As duas últimas décadas testemunharam um amplo e preocupante retrocesso da democracia em todo o mundo. A nível global, 15 dos 86 países perderam seus governos democráticos. Basta mencionar que, atualmente, uma grande proporção da população mundial – cerca de 70% – vive sob regimes semidemocráticos ou abertamente autocráticos, principalmente na Ásia e na África, embora a Europa e a América Latina também estejam vendo um aumento desse tipo de governo. Inclusive, estamos observando um retorno dos golpes militares. Por exemplo, nos últimos três anos, foram registrados sete golpes na África Subsaariana, considerada uma das regiões mais pobres e instáveis do mundo: Chade, Guiné-Bissau, Mali, Sudão, Burkina Faso, Gabão e Níger.

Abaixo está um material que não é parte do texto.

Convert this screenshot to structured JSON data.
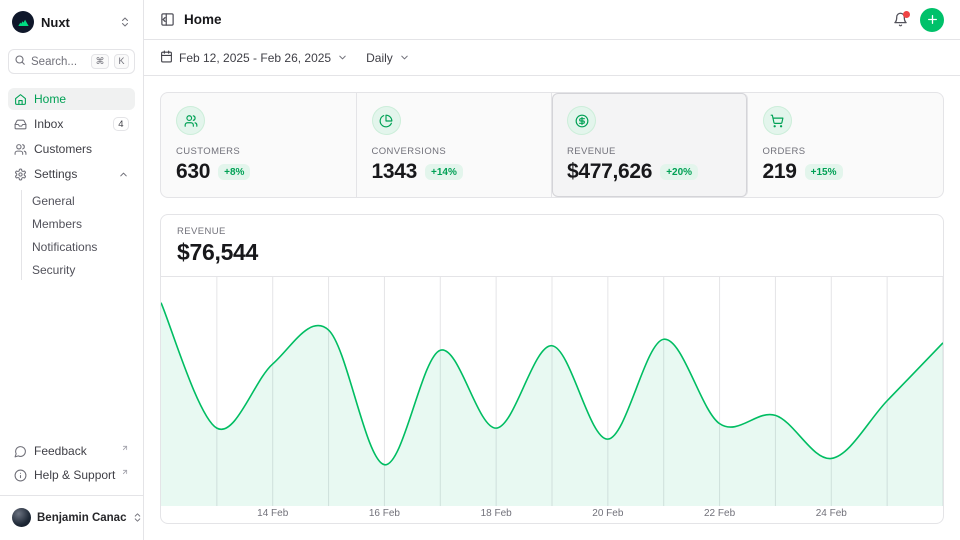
{
  "app": {
    "brand": "Nuxt"
  },
  "colors": {
    "primary": "#00C16A",
    "primary_text": "#00a155",
    "badge_bg": "#e3f5ec",
    "notification_dot": "#ef4444",
    "border": "#e4e4e7",
    "muted_text": "#71717a"
  },
  "sidebar": {
    "search": {
      "placeholder": "Search...",
      "kbd": [
        "⌘",
        "K"
      ]
    },
    "items": [
      {
        "label": "Home",
        "active": true
      },
      {
        "label": "Inbox",
        "badge": "4"
      },
      {
        "label": "Customers"
      },
      {
        "label": "Settings",
        "expanded": true
      }
    ],
    "settings_children": [
      "General",
      "Members",
      "Notifications",
      "Security"
    ],
    "footer_items": [
      "Feedback",
      "Help & Support"
    ],
    "user": {
      "name": "Benjamin Canac"
    }
  },
  "header": {
    "title": "Home"
  },
  "toolbar": {
    "date_range": "Feb 12, 2025 - Feb 26, 2025",
    "granularity": "Daily"
  },
  "stats": [
    {
      "label": "CUSTOMERS",
      "value": "630",
      "delta": "+8%",
      "icon": "users-icon"
    },
    {
      "label": "CONVERSIONS",
      "value": "1343",
      "delta": "+14%",
      "icon": "pie-chart-icon"
    },
    {
      "label": "REVENUE",
      "value": "$477,626",
      "delta": "+20%",
      "icon": "dollar-circle-icon",
      "selected": true
    },
    {
      "label": "ORDERS",
      "value": "219",
      "delta": "+15%",
      "icon": "shopping-cart-icon"
    }
  ],
  "chart_card": {
    "label": "REVENUE",
    "value": "$76,544"
  },
  "chart_data": {
    "type": "area",
    "title": "Revenue",
    "x": [
      "12 Feb",
      "13 Feb",
      "14 Feb",
      "15 Feb",
      "16 Feb",
      "17 Feb",
      "18 Feb",
      "19 Feb",
      "20 Feb",
      "21 Feb",
      "22 Feb",
      "23 Feb",
      "24 Feb",
      "25 Feb",
      "26 Feb"
    ],
    "values": [
      90600,
      34700,
      63300,
      78400,
      18400,
      69400,
      34700,
      71400,
      29800,
      74300,
      36700,
      40400,
      21200,
      46900,
      72700
    ],
    "tick_indices": [
      2,
      4,
      6,
      8,
      10,
      12
    ],
    "tick_labels": [
      "14 Feb",
      "16 Feb",
      "18 Feb",
      "20 Feb",
      "22 Feb",
      "24 Feb"
    ],
    "xlabel": "",
    "ylabel": "Revenue ($)",
    "ylim": [
      0,
      100000
    ],
    "grid": "vertical-only",
    "legend": "none",
    "line_color": "#00bd62",
    "smooth": true
  }
}
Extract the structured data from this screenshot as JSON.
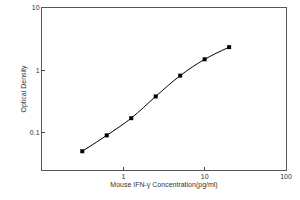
{
  "chart_data": {
    "type": "scatter",
    "x_label": "Mouse IFN-γ Concentration(pg/ml)",
    "y_label": "Optical Density",
    "x": [
      0.3125,
      0.625,
      1.25,
      2.5,
      5,
      10,
      20
    ],
    "values": [
      0.05,
      0.09,
      0.17,
      0.38,
      0.82,
      1.5,
      2.35
    ],
    "color": "#000000",
    "marker": "square",
    "line_style": "solid",
    "log": true,
    "grid": false,
    "xlim": [
      0.1,
      100
    ],
    "xticks": [
      1,
      10,
      100
    ],
    "ylim": [
      0.025,
      10
    ],
    "yticks": [
      0.1,
      1,
      10
    ]
  }
}
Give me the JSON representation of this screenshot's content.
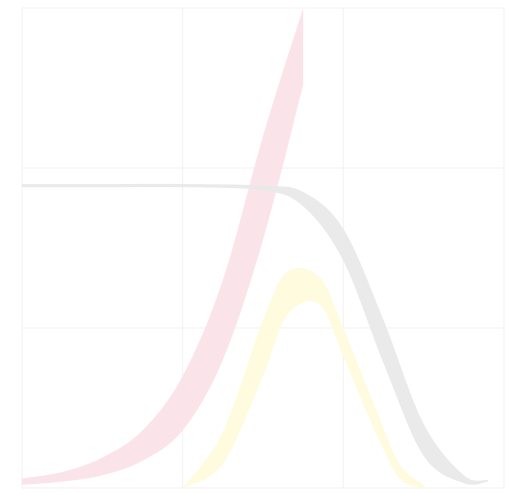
{
  "chart_data": {
    "type": "area",
    "title": "",
    "xlabel": "",
    "ylabel": "",
    "grid": true,
    "legend": "none",
    "xlim": [
      0,
      3
    ],
    "ylim": [
      0,
      3
    ],
    "x_gridlines": [
      0,
      1,
      2,
      3
    ],
    "y_gridlines": [
      0,
      1,
      2,
      3
    ],
    "series": [
      {
        "color": "#fbe3e8",
        "x": [
          0.0,
          0.25,
          0.5,
          0.75,
          1.0,
          1.25,
          1.5,
          1.75
        ],
        "upper": [
          0.06,
          0.1,
          0.19,
          0.36,
          0.7,
          1.3,
          2.2,
          3.0
        ],
        "lower": [
          0.02,
          0.04,
          0.08,
          0.17,
          0.36,
          0.8,
          1.55,
          2.52
        ]
      },
      {
        "color": "#e9e9e9",
        "x": [
          0.0,
          0.5,
          1.0,
          1.5,
          1.75,
          2.0,
          2.25,
          2.5,
          2.75,
          2.9
        ],
        "upper": [
          1.9,
          1.9,
          1.9,
          1.89,
          1.85,
          1.62,
          1.05,
          0.4,
          0.08,
          0.05
        ],
        "lower": [
          1.88,
          1.88,
          1.88,
          1.86,
          1.76,
          1.42,
          0.78,
          0.2,
          0.03,
          0.04
        ]
      },
      {
        "color": "#fffbdc",
        "x": [
          1.0,
          1.25,
          1.5,
          1.65,
          1.85,
          2.0,
          2.2,
          2.35,
          2.5
        ],
        "upper": [
          0.0,
          0.35,
          1.05,
          1.35,
          1.32,
          1.0,
          0.5,
          0.15,
          0.02
        ],
        "lower": [
          0.0,
          0.15,
          0.7,
          1.08,
          1.15,
          0.82,
          0.35,
          0.06,
          0.0
        ]
      }
    ]
  }
}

No gráfico a seguir, tentamos fazer uma síntese, sem dúvida altamente controversa, do balanço produzido pela Unidade de Inteligência da revista The Economist (EIU) e seu “Índice de Democracia”, embora também nos apoiemos no prestigioso relatório ” O Estado da Democracia no Mundo” do Instituto Internacional para Democracia e Assistência Eleitoral (IDEA), sediado em Estocolmo.
Uma percepção básica de ambos os balanços é que os sistemas políticos atuais não podem ser classificados de forma binária, ou seja, como democráticos ou autoritários, devido à existência de uma multiplicidade de zonas cinzentas. Portanto, a classificação de regimes políticos da The Economist desde 2006 usa três categorias básicas: regimes democráticos (plenos e deficientes), regimes híbridos e regimes autoritários. Essa classificação baseia-se em uma média ponderada de 60 indicadores agrupados em cinco categorias: processos eleitorais e pluralismo, liberdades civis, funcionamento do governo, participação do cidadão e cultura política.

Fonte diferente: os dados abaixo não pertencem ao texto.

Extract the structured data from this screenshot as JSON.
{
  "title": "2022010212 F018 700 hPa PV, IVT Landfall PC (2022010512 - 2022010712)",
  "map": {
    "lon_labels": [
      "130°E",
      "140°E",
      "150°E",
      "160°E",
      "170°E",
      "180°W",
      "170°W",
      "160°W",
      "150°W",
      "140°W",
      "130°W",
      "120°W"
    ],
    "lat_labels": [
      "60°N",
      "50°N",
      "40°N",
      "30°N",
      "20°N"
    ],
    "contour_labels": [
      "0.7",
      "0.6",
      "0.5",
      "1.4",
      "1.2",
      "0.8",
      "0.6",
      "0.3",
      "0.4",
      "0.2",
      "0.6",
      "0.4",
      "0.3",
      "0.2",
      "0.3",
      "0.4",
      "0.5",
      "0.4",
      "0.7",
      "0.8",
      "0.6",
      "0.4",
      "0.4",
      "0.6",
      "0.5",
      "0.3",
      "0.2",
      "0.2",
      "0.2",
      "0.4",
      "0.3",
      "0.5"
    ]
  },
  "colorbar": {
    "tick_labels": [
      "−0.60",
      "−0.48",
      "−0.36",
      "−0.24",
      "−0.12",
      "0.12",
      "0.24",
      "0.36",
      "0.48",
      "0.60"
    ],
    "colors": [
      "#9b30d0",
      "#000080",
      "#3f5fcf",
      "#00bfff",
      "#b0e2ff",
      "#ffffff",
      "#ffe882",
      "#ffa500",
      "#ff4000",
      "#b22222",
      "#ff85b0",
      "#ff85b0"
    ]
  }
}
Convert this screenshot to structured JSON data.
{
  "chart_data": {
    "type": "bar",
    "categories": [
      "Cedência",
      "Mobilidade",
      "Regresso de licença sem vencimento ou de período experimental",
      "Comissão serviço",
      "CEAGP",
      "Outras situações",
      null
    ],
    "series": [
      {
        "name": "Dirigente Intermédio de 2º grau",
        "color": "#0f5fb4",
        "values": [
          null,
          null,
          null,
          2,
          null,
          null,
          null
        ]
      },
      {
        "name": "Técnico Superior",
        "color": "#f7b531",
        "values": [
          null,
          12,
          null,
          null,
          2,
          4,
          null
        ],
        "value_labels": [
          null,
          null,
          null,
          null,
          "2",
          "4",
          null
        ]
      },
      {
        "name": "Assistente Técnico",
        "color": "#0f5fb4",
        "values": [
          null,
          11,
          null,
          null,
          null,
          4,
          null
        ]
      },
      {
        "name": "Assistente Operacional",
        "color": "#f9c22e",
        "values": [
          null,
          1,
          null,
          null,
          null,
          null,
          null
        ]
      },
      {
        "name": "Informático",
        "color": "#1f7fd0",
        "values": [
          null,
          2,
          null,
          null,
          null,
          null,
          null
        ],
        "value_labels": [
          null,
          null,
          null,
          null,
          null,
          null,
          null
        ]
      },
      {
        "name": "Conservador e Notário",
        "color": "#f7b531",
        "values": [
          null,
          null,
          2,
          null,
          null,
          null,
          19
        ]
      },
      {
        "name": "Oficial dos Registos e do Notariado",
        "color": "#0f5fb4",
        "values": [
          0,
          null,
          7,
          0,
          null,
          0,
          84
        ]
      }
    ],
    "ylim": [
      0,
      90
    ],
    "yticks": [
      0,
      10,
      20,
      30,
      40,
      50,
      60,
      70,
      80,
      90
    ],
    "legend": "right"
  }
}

A classificação não inclui “Estados colapsados”, nos quais há vários centros de poder em disputa, como a Somália, a Líbia ou o Sudão do Sul. Também não inclui microestados continentais, como Andorra, Liechtenstein, Mônaco ou San Marino, ou estados insulares na Oceania (como Kiribati, Ilhas Marshall, Micronésia, Nauru, etc.) e no Caribe (Antígua e Barbuda, Dominica, São Vicente, etc.). No total, 165 dos 193 estados-membros da ONU estão incluídos, além de dois que não têm esse status. Enquanto a Noruega está no topo da classificação, a Coreia do Norte está na parte inferior.

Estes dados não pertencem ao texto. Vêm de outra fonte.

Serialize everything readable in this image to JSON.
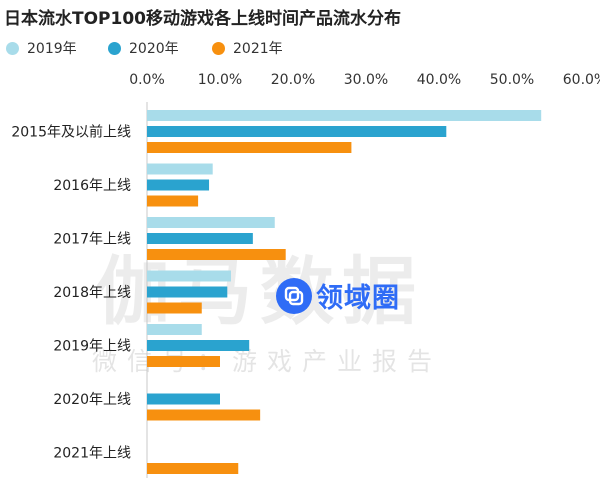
{
  "page": {
    "title": "日本流水TOP100移动游戏各上线时间产品流水分布"
  },
  "watermarks": {
    "main": "伽马数据",
    "sub": "微信号：游戏产业报告"
  },
  "logo": {
    "text": "领域圈",
    "icon": "square-link-icon",
    "color": "#2f6cf6"
  },
  "chart_data": {
    "type": "bar",
    "orientation": "horizontal",
    "title": "日本流水TOP100移动游戏各上线时间产品流水分布",
    "categories": [
      "2015年及以前上线",
      "2016年上线",
      "2017年上线",
      "2018年上线",
      "2019年上线",
      "2020年上线",
      "2021年上线"
    ],
    "series": [
      {
        "name": "2019年",
        "color": "#a8dcea",
        "values": [
          54.0,
          9.0,
          17.5,
          11.5,
          7.5,
          0.0,
          0.0
        ]
      },
      {
        "name": "2020年",
        "color": "#2aa3cf",
        "values": [
          41.0,
          8.5,
          14.5,
          11.0,
          14.0,
          10.0,
          0.0
        ]
      },
      {
        "name": "2021年",
        "color": "#f7900f",
        "values": [
          28.0,
          7.0,
          19.0,
          7.5,
          10.0,
          15.5,
          12.5
        ]
      }
    ],
    "xlim": [
      0,
      60
    ],
    "xticks": [
      "0.0%",
      "10.0%",
      "20.0%",
      "30.0%",
      "40.0%",
      "50.0%",
      "60.0%"
    ],
    "xaxis_position": "top",
    "legend_position": "top-left",
    "grid": false
  }
}
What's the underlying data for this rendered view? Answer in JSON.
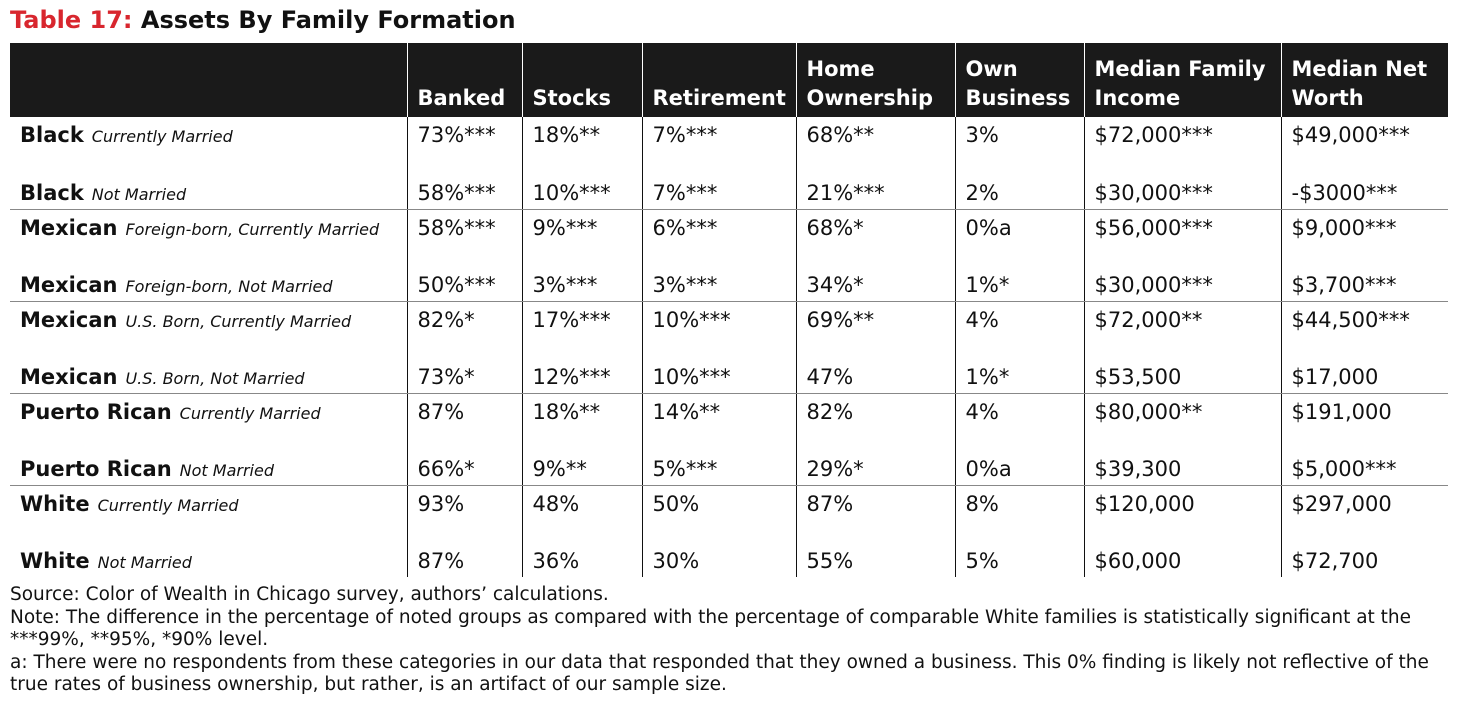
{
  "title": {
    "label": "Table 17:",
    "text": "Assets By Family Formation"
  },
  "table": {
    "columns": [
      "Banked",
      "Stocks",
      "Retirement",
      "Home Ownership",
      "Own Business",
      "Median Family Income",
      "Median Net Worth"
    ],
    "rows": [
      {
        "group": "Black",
        "qualifier": "Currently Married",
        "cells": [
          "73%***",
          "18%**",
          "7%***",
          "68%**",
          "3%",
          "$72,000***",
          "$49,000***"
        ]
      },
      {
        "group": "Black",
        "qualifier": "Not Married",
        "cells": [
          "58%***",
          "10%***",
          "7%***",
          "21%***",
          "2%",
          "$30,000***",
          "-$3000***"
        ]
      },
      {
        "group": "Mexican",
        "qualifier": "Foreign-born, Currently Married",
        "cells": [
          "58%***",
          "9%***",
          "6%***",
          "68%*",
          "0%a",
          "$56,000***",
          "$9,000***"
        ]
      },
      {
        "group": "Mexican",
        "qualifier": "Foreign-born, Not Married",
        "cells": [
          "50%***",
          "3%***",
          "3%***",
          "34%*",
          "1%*",
          "$30,000***",
          "$3,700***"
        ]
      },
      {
        "group": "Mexican",
        "qualifier": "U.S. Born, Currently Married",
        "cells": [
          "82%*",
          "17%***",
          "10%***",
          "69%**",
          "4%",
          "$72,000**",
          "$44,500***"
        ]
      },
      {
        "group": "Mexican",
        "qualifier": "U.S. Born, Not Married",
        "cells": [
          "73%*",
          "12%***",
          "10%***",
          "47%",
          "1%*",
          "$53,500",
          "$17,000"
        ]
      },
      {
        "group": "Puerto Rican",
        "qualifier": "Currently Married",
        "cells": [
          "87%",
          "18%**",
          "14%**",
          "82%",
          "4%",
          "$80,000**",
          "$191,000"
        ]
      },
      {
        "group": "Puerto Rican",
        "qualifier": "Not Married",
        "cells": [
          "66%*",
          "9%**",
          "5%***",
          "29%*",
          "0%a",
          "$39,300",
          "$5,000***"
        ]
      },
      {
        "group": "White",
        "qualifier": "Currently Married",
        "cells": [
          "93%",
          "48%",
          "50%",
          "87%",
          "8%",
          "$120,000",
          "$297,000"
        ]
      },
      {
        "group": "White",
        "qualifier": "Not Married",
        "cells": [
          "87%",
          "36%",
          "30%",
          "55%",
          "5%",
          "$60,000",
          "$72,700"
        ]
      }
    ]
  },
  "notes": {
    "source": "Source: Color of Wealth in Chicago survey, authors’ calculations.",
    "note": "Note: The difference in the percentage of noted groups as compared with the percentage of comparable White families is statistically significant at the ***99%, **95%, *90% level.",
    "footnote": "a: There were no respondents from these categories in our data that responded that they owned a business. This 0% finding is likely not reflective of the true rates of business ownership, but rather, is an artifact of our sample size."
  }
}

Embora não haja uma diminuição significativa no número de países que indicam seus governantes por meio de processos eleitorais, há uma clara tendência de aumento do exercício despótico do poder por governantes eleitos. Portanto, é interessante observar que muitos dos regimes autoritários incluídos no gráfico realizam eleições periódicas.
No entanto, nós as chamamos de “autocracias eleitorais” porque, embora haja um sistema multipartidário de direito, na realidade, são sistemas unipartidários de fato: por exemplo, Teodoro Obiang, com o Partido da Guiné Equatorial, venceu todas as eleições desde 1987 com mais de 92% dos votos. Uma situação semelhante pode ser observada em Angola, com o Movimento Popular de Libertação de Angola desde 1975, na República Popular do Congo, com o Partido Trabalhista Congolês desde 1997, em Ruanda, com a Frente Patriótica de Ruanda desde 1994, ou em Cingapura, onde o Partido de Ação Popular governa ininterruptamente desde 1959, fato que o torna o partido governista mais longevo no mundo.
Na Rússia, Vladimir Putin ocupa o cargo de chefe de governo desde 1999, seja em pessoa ou em um “corpo estrangeiro”, como foi com Dmitry Medvedev, e novamente este ano ele se apresentou como candidato nas eleições a serem realizadas em março, em um processo eleitoral marcado pela censura e pela falta de concorrência. De fato, a principal figura da oposição, Alexei Navalny, está presa e outras vozes dissidentes não têm acesso aos meios de comunicação.
Na América Latina, essa é certamente a situação na Nicarágua e na Venezuela e, muito provavelmente, será o caso de El Salvador nos próximos anos sob a liderança personalista de Nayib Bukele.
Como essa tendência pode ser combatida?
Hoje em dia, estamos observando um retrocesso na “terceira onda democrática”, como diz o professor Samuel Huntington, que enfatiza que houve anteriormente duas ondas e suas respectivas contra-ondas: uma entre 1828 e 1926, quando o sufrágio universal foi introduzido em 29 países da Europa e da América; e outra entre 1943 e 1962, quando vinte antigas ditaduras evoluíram para sistemas semi ou totalmente democráticos após a vitória dos Aliados na Segunda Guerra Mundial e o processo subsequente de descolonização.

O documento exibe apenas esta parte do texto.